Evolution AB’s Asian operations have faced a sophisticated, organized-crime-led video stream hijacking campaign that targets the core of its delivery. The disruption has been material. What had been rapid regional growth stalled for roughly a year, with knock-on pressure on group EBITDA margins. Management’s response has been a coordinated mix of technical countermeasures, partner vetting, and operational hardening, which has contained the threat and set the stage for a measured recovery, underscoring strong execution and strategic discipline.

Given the adversary’s capabilities and the permissive regulatory environments in parts of Asia, the threat should be treated as a permanent, structural cost of doing business. It remains economically rational to keep fighting, but with a slightly different strategy. Evolution is pivoting toward regulated markets where protections and enforcement are stronger. The new studio in the Philippines exemplifies this shift, implying slower but higher-quality growth that is more capital-intensive upfront yet more secure and sustainable over time, providing a sturdier long-term operating base.

For investors, the core thesis holds. Evolution’s moat is driven by product breadth, studio scale, distribution, and it remains intact.
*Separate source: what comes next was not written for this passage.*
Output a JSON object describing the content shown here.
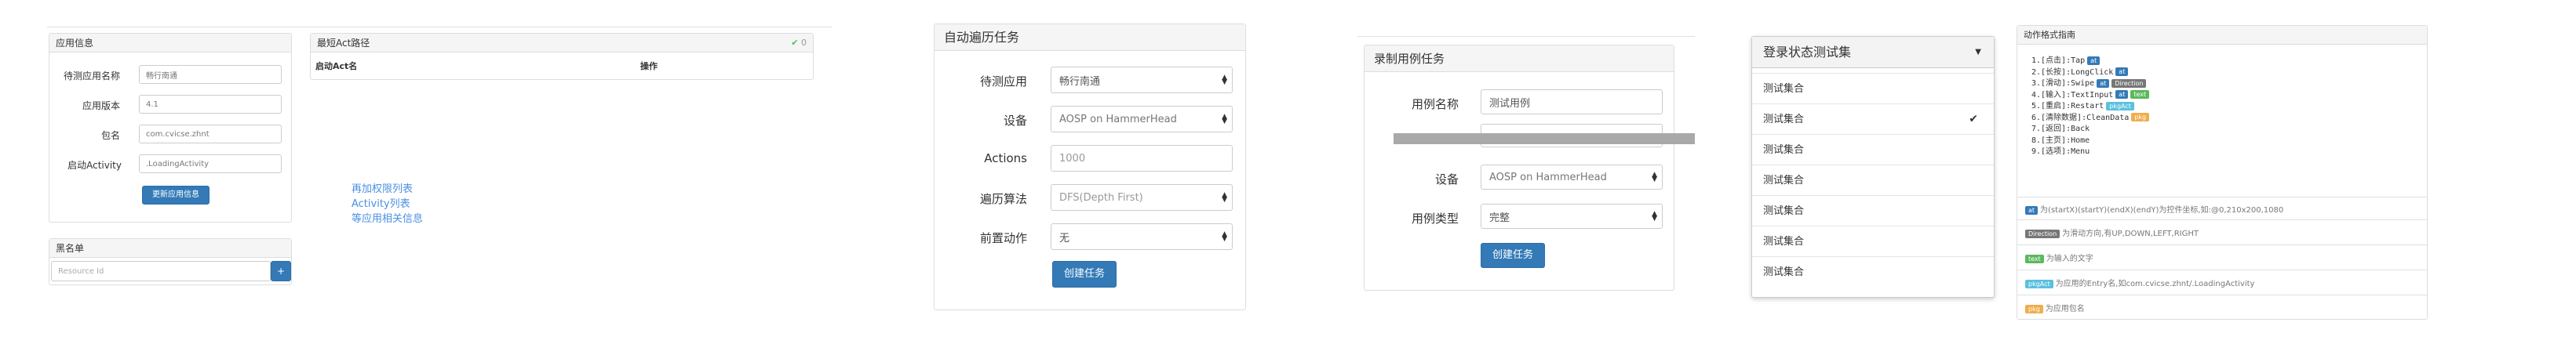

Global demand for online casino content continues to expand and management has shown it can navigate crises decisively.

Expectations for Asia should be recalibrated toward steadier, regulated growth, with the Philippines serving as a key proof point for the strategy. Net-net, a disruptive challenge has been converted into a catalyst for change and stronger operations.

The stock outlook for me is still that of a compelling compounder, with the Asian trajectory shifting from hyper-growth to durable, regulated expansion.